The task at hand:
- Visualize the data and discover patterns.

## Loading the libraries

In [None]:
import pandas as pd
import seaborn as sns
import matplotlib.pyplot as plt
import plotly.express as px

## Data loading

In [None]:
df = pd.read_csv('/kaggle/input/amazons-top-50-bestselling-novels-20092020/AmazonBooks - Sheet1.csv')

In [None]:
print(df.info())
print(df.shape)
df.head()

- No missing values
- No columns that require deleting or cleaning
- Variable types seem to be what we want them to be

## Data Exploration

In [None]:
# Check for correlations
pd.get_dummies(df[['Year','User Rating', 'Price', 'Genre']]).corr()

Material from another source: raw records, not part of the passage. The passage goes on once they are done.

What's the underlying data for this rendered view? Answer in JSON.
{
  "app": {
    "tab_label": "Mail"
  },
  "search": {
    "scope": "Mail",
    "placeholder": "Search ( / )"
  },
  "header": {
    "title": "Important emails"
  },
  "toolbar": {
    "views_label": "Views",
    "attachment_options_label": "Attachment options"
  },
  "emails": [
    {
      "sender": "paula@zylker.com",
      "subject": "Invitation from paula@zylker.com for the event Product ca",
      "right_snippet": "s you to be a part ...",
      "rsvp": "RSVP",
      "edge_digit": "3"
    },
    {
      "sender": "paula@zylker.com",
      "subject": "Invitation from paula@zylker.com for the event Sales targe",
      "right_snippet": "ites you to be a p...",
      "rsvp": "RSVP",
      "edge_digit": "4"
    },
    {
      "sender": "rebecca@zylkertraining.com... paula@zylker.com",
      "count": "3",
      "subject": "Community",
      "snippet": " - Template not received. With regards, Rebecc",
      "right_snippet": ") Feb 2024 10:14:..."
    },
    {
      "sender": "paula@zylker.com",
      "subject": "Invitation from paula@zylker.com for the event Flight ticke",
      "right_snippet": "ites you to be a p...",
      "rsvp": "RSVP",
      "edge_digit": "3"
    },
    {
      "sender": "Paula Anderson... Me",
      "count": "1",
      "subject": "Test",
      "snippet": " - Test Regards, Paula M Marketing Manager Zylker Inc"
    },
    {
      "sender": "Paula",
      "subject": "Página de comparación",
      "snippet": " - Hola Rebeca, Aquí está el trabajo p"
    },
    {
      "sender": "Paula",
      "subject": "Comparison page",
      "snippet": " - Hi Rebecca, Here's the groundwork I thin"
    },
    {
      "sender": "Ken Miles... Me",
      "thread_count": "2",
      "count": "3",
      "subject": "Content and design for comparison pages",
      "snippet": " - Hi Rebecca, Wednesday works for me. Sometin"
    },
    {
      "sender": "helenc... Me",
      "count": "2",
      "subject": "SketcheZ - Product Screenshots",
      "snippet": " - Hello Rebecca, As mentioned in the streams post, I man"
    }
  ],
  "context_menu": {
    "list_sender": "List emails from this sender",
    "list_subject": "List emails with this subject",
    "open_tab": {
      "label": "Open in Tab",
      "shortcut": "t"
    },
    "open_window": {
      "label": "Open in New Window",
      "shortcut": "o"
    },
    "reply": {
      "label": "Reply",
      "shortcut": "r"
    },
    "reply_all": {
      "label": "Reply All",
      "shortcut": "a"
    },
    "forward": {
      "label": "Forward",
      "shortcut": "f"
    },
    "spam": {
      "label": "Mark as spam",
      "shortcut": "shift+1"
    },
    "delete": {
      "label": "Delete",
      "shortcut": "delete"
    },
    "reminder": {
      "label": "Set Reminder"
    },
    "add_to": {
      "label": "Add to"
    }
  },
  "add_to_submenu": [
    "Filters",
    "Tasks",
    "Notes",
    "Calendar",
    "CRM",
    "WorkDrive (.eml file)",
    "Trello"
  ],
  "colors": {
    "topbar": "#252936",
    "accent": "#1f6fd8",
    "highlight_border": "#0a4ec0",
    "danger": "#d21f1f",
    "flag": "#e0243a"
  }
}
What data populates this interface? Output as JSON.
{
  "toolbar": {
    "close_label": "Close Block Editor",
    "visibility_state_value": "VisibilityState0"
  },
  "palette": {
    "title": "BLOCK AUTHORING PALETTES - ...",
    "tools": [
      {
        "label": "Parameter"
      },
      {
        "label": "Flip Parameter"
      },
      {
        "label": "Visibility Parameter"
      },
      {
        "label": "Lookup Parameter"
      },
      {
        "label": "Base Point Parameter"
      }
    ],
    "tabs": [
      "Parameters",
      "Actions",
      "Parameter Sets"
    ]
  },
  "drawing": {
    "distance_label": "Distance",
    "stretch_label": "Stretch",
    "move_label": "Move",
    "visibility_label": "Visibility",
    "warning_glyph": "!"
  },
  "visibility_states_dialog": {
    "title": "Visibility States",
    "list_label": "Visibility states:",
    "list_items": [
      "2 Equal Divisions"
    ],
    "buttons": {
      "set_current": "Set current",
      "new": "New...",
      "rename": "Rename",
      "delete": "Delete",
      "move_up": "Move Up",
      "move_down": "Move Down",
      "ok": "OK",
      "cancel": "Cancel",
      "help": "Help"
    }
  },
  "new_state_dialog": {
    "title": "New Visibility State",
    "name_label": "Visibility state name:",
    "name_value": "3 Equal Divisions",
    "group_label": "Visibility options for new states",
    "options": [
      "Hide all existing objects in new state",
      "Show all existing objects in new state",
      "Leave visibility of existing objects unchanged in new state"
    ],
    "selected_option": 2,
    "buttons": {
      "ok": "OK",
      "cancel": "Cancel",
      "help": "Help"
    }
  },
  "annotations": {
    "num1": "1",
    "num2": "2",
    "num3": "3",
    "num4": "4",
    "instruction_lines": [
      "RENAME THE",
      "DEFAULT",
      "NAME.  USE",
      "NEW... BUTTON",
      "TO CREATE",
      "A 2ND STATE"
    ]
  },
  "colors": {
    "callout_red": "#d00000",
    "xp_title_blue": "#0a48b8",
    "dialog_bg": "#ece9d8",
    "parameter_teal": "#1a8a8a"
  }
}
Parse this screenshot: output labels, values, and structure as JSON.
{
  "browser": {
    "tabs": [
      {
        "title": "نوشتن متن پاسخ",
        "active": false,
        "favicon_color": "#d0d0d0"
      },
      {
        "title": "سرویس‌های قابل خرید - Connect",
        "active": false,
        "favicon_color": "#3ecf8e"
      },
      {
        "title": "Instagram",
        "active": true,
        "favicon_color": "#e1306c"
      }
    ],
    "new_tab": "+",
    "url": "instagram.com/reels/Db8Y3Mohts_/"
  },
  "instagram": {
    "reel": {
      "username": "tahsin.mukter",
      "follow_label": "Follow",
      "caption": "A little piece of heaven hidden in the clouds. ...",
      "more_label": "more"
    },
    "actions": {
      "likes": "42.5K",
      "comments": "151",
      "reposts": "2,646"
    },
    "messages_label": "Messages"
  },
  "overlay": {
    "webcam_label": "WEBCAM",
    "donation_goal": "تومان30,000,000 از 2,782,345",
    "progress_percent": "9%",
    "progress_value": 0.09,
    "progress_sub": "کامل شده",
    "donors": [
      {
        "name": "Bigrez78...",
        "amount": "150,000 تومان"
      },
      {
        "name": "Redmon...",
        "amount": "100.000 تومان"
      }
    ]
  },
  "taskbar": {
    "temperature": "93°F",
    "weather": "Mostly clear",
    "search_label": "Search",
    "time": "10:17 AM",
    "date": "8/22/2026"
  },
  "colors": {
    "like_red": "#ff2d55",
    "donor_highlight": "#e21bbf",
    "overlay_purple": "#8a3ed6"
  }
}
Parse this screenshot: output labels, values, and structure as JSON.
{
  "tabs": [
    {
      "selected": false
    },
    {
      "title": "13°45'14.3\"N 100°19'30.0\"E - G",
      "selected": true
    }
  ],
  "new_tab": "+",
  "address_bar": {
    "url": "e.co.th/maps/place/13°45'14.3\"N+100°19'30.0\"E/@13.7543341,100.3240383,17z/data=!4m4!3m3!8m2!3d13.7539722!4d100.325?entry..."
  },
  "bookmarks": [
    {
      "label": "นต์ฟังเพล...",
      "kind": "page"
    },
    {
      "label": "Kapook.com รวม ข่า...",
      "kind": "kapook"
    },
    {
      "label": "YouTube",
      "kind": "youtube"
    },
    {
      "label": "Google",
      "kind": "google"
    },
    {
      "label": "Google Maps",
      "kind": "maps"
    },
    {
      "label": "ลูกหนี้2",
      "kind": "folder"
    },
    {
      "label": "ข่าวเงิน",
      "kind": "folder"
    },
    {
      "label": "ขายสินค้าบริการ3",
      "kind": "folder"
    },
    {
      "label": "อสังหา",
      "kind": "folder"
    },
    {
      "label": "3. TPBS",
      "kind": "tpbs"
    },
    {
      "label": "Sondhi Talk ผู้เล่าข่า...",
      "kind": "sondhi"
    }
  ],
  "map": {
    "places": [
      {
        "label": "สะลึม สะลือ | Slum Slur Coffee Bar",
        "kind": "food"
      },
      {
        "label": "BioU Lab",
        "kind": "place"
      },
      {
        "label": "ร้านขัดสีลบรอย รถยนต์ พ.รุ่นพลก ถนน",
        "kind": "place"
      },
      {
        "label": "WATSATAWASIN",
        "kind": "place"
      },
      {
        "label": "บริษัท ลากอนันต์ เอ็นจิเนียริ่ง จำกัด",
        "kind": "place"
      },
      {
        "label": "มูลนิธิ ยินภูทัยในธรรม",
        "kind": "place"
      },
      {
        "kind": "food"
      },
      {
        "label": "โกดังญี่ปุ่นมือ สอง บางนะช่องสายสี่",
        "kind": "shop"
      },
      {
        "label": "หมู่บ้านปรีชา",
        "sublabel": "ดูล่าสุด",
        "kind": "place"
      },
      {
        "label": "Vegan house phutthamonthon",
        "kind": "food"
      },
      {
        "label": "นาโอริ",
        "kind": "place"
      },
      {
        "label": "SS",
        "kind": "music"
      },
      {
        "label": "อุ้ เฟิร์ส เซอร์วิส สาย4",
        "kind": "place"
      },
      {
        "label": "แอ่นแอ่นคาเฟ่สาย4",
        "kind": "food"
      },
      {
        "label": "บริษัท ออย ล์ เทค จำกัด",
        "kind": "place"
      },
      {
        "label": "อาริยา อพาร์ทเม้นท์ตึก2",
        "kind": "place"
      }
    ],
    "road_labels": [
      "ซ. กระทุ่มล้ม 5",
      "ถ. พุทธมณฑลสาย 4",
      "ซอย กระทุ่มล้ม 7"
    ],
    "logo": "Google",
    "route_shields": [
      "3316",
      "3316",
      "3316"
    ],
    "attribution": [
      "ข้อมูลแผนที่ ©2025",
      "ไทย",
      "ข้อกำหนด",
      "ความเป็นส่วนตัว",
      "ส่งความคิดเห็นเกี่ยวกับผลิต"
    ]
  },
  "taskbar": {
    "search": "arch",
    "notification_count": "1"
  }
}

![](https://miro.medium.com/max/932/1*Qz_gwy4ZaSZuOpl3IyO2HA.png) </br>
There are no direct correlations visible between any of the variables. </br>
This means that the User Rating is not influenced by the genre, price or year of release

In [None]:
# Checking the genre distribution
sns.set_theme(style='darkgrid')
plt.figure(figsize=(15, 7))

g = sns.countplot(
    data=df,
    x='Genre'
)
plt.title(
    'Genre distribution',
    fontdict={
        'fontsize': 16
    }
)

In [None]:
plt.figure(figsize=(15, 7))
sns.lineplot(
    data=df,
    x='Year',
    y='User Rating',
    hue='Genre',
    ci=True
)
plt.title(
    'Genre ratings over the years',
    fontdict={
        'fontsize': 16
    }
)

In [None]:
plt.figure(figsize=(15, 7))
sns.kdeplot(
    data=df,
    x='User Rating',
    hue='Genre',
    fill=True,
    common_norm=False
)

plt.title(
    'Genre rating distribution',
    fontdict={
        'fontsize': 16
    }
)

Overall Fiction books seem to be doing better than non-fiction. Non-fiction however seems to be on the rise in 2020 to possible surpas fiction books with higher ratings

In [None]:
df.sort_values(by=['User Rating'], ascending=False)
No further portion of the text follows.